The Walton story began in London two years ago when Manhattan Book Collector Carl Otto v. Kienbusch picked up a dilapidated little volume from "a package of odds and ends from the attic of a country house." The volume was a real find--the only copy of a long-forgotten book published in 1577 on The Arte of Angling. Its title page had gone, and so had the name of its author. But its text had a distantly familiar ring. Says Princeton Professor Gerald Eades Bentley in his introduction to the Princeton University Library's republication of the book: "It would appear to me likely that Izaak Walton had taken his idea for the general structure of The Compleat Angler from The Arte of Angling."

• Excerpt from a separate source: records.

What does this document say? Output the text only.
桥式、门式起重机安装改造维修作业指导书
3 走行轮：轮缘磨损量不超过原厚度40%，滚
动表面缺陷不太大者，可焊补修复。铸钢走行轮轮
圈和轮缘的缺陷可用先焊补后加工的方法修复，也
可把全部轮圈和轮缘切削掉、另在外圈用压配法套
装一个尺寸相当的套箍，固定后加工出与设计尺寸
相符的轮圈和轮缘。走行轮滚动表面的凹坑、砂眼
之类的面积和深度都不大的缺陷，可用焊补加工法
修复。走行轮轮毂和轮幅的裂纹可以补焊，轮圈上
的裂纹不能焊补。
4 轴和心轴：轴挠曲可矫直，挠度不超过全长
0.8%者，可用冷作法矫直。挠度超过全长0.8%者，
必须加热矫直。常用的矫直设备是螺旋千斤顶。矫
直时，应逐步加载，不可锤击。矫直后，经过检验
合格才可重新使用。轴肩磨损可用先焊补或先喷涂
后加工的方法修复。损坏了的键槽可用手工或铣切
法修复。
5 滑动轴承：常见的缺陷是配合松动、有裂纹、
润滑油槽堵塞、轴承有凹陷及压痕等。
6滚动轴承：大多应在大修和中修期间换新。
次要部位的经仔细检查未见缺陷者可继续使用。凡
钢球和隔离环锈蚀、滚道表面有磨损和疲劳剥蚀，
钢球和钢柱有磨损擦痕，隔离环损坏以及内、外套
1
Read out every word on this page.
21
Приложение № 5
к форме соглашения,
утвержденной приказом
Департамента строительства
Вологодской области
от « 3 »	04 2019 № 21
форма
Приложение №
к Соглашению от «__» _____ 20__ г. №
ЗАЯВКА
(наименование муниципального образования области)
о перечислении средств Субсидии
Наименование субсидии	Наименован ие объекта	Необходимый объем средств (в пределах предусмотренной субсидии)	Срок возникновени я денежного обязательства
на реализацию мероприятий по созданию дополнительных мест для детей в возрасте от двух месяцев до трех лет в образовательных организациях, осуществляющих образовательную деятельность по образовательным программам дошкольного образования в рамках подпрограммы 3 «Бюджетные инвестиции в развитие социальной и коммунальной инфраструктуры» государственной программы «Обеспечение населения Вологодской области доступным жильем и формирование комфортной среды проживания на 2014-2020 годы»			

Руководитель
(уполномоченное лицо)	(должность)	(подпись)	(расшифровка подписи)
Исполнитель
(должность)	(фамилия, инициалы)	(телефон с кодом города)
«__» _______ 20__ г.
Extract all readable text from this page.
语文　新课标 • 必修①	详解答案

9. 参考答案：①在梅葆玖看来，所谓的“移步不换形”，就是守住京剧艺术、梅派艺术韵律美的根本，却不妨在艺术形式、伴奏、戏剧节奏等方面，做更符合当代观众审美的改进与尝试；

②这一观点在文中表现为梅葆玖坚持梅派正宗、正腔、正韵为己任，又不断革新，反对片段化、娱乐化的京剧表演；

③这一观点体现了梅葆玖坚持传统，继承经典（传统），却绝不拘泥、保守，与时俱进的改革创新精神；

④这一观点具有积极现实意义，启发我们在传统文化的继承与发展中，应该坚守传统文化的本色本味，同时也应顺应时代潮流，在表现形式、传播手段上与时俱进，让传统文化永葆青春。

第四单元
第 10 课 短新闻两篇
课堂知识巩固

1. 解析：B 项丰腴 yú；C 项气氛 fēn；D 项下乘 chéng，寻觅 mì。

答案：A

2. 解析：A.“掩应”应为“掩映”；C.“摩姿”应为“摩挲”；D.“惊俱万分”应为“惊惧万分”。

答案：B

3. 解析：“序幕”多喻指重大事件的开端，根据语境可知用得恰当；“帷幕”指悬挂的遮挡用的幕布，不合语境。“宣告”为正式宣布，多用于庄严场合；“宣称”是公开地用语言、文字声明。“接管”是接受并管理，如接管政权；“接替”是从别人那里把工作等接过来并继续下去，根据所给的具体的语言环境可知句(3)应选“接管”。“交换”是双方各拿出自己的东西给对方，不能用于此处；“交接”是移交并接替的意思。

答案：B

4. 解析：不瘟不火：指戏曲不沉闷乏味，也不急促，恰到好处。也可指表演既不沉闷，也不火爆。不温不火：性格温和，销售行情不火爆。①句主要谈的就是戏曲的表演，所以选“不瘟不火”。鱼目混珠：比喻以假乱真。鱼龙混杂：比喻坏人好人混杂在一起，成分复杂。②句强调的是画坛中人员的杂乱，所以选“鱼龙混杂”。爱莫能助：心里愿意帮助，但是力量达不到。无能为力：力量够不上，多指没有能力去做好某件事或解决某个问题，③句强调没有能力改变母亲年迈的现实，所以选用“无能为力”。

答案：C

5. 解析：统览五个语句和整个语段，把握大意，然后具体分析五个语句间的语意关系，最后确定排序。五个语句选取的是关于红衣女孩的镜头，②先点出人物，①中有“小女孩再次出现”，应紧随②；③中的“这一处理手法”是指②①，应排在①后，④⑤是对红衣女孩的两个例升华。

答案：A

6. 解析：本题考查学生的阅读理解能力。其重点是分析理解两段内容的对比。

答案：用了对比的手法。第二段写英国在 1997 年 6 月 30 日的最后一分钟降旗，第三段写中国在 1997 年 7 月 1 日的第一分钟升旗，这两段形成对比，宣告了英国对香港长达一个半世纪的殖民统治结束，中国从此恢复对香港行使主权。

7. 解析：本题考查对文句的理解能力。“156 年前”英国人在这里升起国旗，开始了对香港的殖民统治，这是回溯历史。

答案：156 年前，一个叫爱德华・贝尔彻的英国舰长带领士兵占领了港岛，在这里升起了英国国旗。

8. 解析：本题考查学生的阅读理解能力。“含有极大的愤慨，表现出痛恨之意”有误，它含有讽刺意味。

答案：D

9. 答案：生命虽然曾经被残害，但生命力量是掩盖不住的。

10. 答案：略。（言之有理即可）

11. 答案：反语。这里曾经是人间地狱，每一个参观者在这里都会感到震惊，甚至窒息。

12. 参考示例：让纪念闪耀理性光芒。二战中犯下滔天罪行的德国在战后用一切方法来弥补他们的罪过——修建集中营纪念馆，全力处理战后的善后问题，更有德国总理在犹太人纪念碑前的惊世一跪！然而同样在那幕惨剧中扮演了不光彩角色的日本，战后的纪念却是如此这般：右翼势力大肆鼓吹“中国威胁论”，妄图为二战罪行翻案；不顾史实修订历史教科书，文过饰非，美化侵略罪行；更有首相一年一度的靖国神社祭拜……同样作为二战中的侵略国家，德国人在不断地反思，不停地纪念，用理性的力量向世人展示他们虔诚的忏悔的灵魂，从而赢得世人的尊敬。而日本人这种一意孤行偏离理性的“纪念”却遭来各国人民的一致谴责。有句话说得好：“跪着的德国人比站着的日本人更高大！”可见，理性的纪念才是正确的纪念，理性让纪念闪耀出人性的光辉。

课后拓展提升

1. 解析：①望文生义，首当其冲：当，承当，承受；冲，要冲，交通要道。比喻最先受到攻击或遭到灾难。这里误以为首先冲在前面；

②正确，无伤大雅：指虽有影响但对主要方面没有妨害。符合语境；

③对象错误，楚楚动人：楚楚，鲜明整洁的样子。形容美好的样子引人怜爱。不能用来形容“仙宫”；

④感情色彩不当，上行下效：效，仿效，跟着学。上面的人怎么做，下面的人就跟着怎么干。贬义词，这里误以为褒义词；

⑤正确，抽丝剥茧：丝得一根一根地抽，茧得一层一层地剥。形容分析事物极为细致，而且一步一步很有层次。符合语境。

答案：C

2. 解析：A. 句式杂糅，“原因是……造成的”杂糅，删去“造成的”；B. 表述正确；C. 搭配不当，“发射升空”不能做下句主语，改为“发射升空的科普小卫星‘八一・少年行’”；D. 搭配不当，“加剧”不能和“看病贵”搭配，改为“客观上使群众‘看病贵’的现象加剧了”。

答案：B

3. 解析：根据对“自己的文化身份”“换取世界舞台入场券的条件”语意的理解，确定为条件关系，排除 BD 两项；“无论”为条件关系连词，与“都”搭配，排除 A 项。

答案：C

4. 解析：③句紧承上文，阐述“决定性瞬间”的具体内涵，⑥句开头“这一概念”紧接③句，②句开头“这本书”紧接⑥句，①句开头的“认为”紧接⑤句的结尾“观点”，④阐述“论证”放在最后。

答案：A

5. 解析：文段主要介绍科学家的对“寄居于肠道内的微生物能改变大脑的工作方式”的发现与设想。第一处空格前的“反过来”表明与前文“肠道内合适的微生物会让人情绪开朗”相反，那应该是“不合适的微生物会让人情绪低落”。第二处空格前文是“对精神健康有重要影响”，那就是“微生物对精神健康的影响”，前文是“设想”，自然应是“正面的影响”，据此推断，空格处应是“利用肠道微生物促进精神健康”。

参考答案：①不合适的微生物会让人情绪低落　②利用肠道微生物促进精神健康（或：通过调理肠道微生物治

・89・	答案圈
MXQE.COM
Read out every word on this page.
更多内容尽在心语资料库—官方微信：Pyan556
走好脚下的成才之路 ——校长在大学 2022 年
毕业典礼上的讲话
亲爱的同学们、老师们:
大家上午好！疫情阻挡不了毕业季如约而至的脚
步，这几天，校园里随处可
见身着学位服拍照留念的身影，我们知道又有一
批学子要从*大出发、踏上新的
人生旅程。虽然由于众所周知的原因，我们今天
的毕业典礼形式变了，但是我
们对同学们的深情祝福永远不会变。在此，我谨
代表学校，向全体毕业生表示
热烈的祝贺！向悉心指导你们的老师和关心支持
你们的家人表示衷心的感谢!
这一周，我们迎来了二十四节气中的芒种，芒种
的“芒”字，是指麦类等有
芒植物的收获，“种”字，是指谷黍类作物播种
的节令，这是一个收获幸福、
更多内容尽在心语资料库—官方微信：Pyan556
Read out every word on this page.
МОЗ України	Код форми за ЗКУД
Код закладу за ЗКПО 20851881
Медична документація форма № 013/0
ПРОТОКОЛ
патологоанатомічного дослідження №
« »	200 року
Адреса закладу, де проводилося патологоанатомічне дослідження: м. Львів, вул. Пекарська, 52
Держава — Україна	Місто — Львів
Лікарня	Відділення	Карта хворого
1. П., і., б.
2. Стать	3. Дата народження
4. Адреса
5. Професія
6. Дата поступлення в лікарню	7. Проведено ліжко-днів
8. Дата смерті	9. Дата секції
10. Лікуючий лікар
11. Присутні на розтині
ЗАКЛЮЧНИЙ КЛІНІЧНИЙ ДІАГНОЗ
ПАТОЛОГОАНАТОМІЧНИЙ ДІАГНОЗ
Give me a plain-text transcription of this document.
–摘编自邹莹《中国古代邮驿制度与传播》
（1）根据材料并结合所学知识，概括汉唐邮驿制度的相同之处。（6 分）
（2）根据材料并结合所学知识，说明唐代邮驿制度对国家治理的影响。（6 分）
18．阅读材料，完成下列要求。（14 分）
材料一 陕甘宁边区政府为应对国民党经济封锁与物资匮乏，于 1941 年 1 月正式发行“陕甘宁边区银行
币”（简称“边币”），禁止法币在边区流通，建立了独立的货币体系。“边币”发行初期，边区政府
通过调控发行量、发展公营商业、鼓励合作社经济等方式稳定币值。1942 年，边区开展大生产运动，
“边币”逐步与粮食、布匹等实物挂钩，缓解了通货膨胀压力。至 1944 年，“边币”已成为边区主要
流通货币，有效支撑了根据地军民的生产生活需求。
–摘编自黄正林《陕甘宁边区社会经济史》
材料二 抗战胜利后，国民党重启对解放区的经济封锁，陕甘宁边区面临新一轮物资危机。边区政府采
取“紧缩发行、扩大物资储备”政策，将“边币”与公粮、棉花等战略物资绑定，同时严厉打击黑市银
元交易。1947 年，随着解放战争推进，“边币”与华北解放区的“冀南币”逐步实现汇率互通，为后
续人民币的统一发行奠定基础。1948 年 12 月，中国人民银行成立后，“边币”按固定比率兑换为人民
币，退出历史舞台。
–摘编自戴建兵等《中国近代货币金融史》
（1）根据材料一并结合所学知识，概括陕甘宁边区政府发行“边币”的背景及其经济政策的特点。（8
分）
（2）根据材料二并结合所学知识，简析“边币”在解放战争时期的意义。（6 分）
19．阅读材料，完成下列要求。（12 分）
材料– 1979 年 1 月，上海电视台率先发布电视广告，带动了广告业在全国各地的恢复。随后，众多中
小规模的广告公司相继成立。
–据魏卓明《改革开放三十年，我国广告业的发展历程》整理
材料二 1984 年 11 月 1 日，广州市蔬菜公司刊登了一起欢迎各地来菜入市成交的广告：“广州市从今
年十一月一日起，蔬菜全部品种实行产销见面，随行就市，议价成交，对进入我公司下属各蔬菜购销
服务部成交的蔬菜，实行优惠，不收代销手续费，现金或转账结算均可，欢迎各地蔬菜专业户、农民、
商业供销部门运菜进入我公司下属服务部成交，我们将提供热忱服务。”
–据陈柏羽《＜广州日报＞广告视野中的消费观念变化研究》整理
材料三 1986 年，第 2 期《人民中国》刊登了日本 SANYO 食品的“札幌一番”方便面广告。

Both books were written in dialogue, and the two main characters, Piscator and Viator (changed in later Walton editions to Venator) are the same. Both books give similar information on how to bait a hook with a dead minnow and prepare certain kinds of fish. They even share the same errors. The author of the Arte says that the carp is "a fish not long knowen in England," while Walton says, "nor hath been long in England." Other coincidences:
P: In answering the question, "But how make you gentles [i.e., fly larvae] to keep them?" the Arte says: "Of a piece of a beast's liver, hanged in some corner over a pot or little barrel, with a cross stick and the vessel half full of red clay; and as they wax big, they will fall into that troubled clay and so scour them that they will be ready at all times." On the same subject, Walton says: "You may breed and keep gentles thus: take a piece of beast's liver, and with a cross stick hang it in some corner over a pot or barrel half full of dry clay; and as the gentles grow big, they will fall into the barrel, and scour themselves, and be always ready for use."
P: On preparing malt as bait, the Arte says: "You must take a handful of well-made malt and rub it between your hands in a fair dish of water to make them as clean as you may . . ." Says Walton: "Get a handful of well-made malt, and put it into a dish of water, and then wash and rub it betwixt your hands till you make it clean . . ."
Damaging as such evidence may sound by today's standards, says Bentley, no angler should be dismayed: "Everybody in Walton's time borrowed from other books. Milton did it, Shakespeare did it. Nobody thought of it as plagiarism at the time." Besides which, Walton fans will undoubtedly go right on agreeing with Walton's own judgment of his book: "And though this Discourse may be lyable to some Exceptions, yet I cannot doubt but that most Readers may receive so much pleasure or profit by it, as may make it worthy the time of their perusal, if they be not very busie men."